Model must learn from: 2 input features

# Separate Inputs and Output

In [3]:
# Inputs (features)
X = data[["age", "experience"]].values

# Output (target)
y = data["income"].values

#Model Parameters Intialization

In [4]:
n_features = X.shape[1]

# Initialize weights and bias
w = np.zeros(n_features)
b = 0.0
# One weight per feature = each input affects salary differently

# Bias allows prediction even when inputs are zero

# Large initial values can cause unstable learning

#Forward pass

In [5]:
def predict(X, w, b):
    y_hat = X.dot(w) + b
    return y_hat

# No activation function because this is regression

# Output can take any real value

# Unlike logistic regression, we are predicting numbers, not probabilities

#Loss Function (Mean Squared Error)

In [6]:
def mean_squared_error(y, y_hat):
    loss = ((y_hat - y) ** 2).mean()
    return loss

#Compute Gradients

In [7]:
def compute_gradients(X, y, y_hat):
    N = len(y)

    dw = (2 / N) * X.T.dot(y_hat - y)
    db = (2 / N) * (y_hat - y).sum()

    return dw, db

# X appears in dw because weights depend on inputs

# Bias affects all samples equally, so db has no X

# If error is zero, gradients are zero = learning stops

#Update Parameters (Gradient Descent)

In [8]:
def update_parameters(w, b, dw, db, lr):
    w = w - lr * dw
    b = b - lr * db
    return w, b

# Learning rate controls step size

#Training Loop

In [9]:
lr = 0.0001
epochs = 1000

for epoch in range(epochs):
    y_hat = predict(X, w, b)
    loss = mean_squared_error(y, y_hat)
    dw, db = compute_gradients(X, y, y_hat)
    w, b = update_parameters(w, b, dw, db, lr)

    if epoch % 100 == 0:
        print(f"Epoch {epoch}, Loss: {loss}")

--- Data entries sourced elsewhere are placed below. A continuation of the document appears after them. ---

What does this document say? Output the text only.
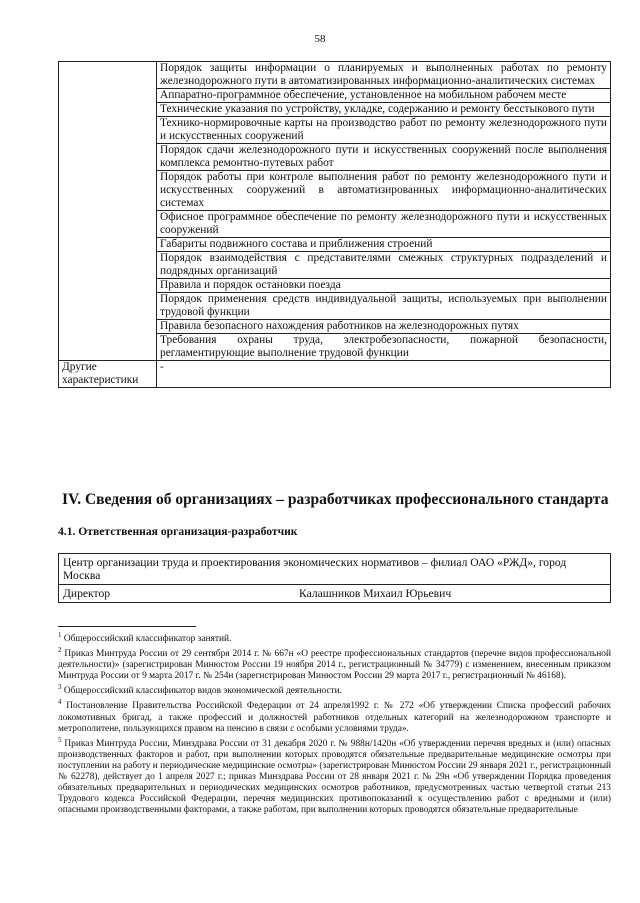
58
	Порядок защиты информации о планируемых и выполненных работах по ремонту железнодорожного пути в автоматизированных информационно-аналитических системах
	Аппаратно-программное обеспечение, установленное на мобильном рабочем месте
	Технические указания по устройству, укладке, содержанию и ремонту бесстыкового пути
	Технико-нормировочные карты на производство работ по ремонту железнодорожного пути и искусственных сооружений
	Порядок сдачи железнодорожного пути и искусственных сооружений после выполнения комплекса ремонтно-путевых работ
	Порядок работы при контроле выполнения работ по ремонту железнодорожного пути и искусственных сооружений в автоматизированных информационно-аналитических системах
	Офисное программное обеспечение по ремонту железнодорожного пути и искусственных сооружений
	Габариты подвижного состава и приближения строений
	Порядок взаимодействия с представителями смежных структурных подразделений и подрядных организаций
	Правила и порядок остановки поезда
	Порядок применения средств индивидуальной защиты, используемых при выполнении трудовой функции
	Правила безопасного нахождения работников на железнодорожных путях
	Требования охраны труда, электробезопасности, пожарной безопасности, регламентирующие выполнение трудовой функции
Другие характеристики	-
IV. Сведения об организациях – разработчиках профессионального стандарта
4.1. Ответственная организация-разработчик
Центр организации труда и проектирования экономических нормативов – филиал ОАО «РЖД», город Москва
Директор	Калашников Михаил Юрьевич

$^1$ Общероссийский классификатор занятий.

$^2$ Приказ Минтруда России от 29 сентября 2014 г. № 667н «О реестре профессиональных стандартов (перечне видов профессиональной деятельности)» (зарегистрирован Минюстом России 19 ноября 2014 г., регистрационный № 34779) с изменением, внесенным приказом Минтруда России от 9 марта 2017 г. № 254н (зарегистрирован Минюстом России 29 марта 2017 г., регистрационный № 46168).

$^3$ Общероссийский классификатор видов экономической деятельности.

$^4$ Постановление Правительства Российской Федерации от 24 апреля1992 г. № 272 «Об утверждении Списка профессий рабочих локомотивных бригад, а также профессий и должностей работников отдельных категорий на железнодорожном транспорте и метрополитене, пользующихся правом на пенсию в связи с особыми условиями труда».

$^5$ Приказ Минтруда России, Минздрава России от 31 декабря 2020 г. № 988н/1420н «Об утверждении перечня вредных и (или) опасных производственных факторов и работ, при выполнении которых проводятся обязательные предварительные медицинские осмотры при поступлении на работу и периодические медицинские осмотры» (зарегистрирован Минюстом России 29 января 2021 г., регистрационный № 62278), действует до 1 апреля 2027 г.; приказ Минздрава России от 28 января 2021 г. № 29н «Об утверждении Порядка проведения обязательных предварительных и периодических медицинских осмотров работников, предусмотренных частью четвертой статьи 213 Трудового кодекса Российской Федерации, перечня медицинских противопоказаний к осуществлению работ с вредными и (или) опасными производственными факторами, а также работам, при выполнении которых проводятся обязательные предварительные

# Loss should decrease over time

# Increasing loss = learning rate too high

# Epochs and learning rate together control convergence

Epoch 0, Loss: 1727049635.0
Epoch 100, Loss: 66491868.55311352
Epoch 200, Loss: 61752567.201190114
Epoch 300, Loss: 58616531.07847049
Epoch 400, Loss: 56528801.53951118
Epoch 500, Loss: 55126542.02946697
Epoch 600, Loss: 54172526.94885703
Epoch 700, Loss: 53511656.14292054
Epoch 800, Loss: 53042523.72795741
Epoch 900, Loss: 52698829.56325033


#Final Evaluation

In [10]:
print("Final weights:", w)
print("Final bias:", b)

# Predict for a new candidate
new_candidate = np.array([4.5, 68])
predicted_salary = new_candidate.dot(w) + b
print("Predicted Salary:", predicted_salary)

Final weights: [ 764.75405919 1371.03430441]
Final bias: 321.73641174472493
Predicted Salary: 96993.4623777421


#Is the prediction reasonable?

Yes, the predicted income is reasonable because it lies within the range of values seen in the dataset and follows the trend of increasing income with experience and test score.


#Does it interpolate smoothly?

Yes, the linear model produces smooth and continuous predictions for intermediate input values.


#Why is this better than threshold rules?

This approach is better than threshold rules because it provides an exact numeric prediction instead of a coarse yes/no decision.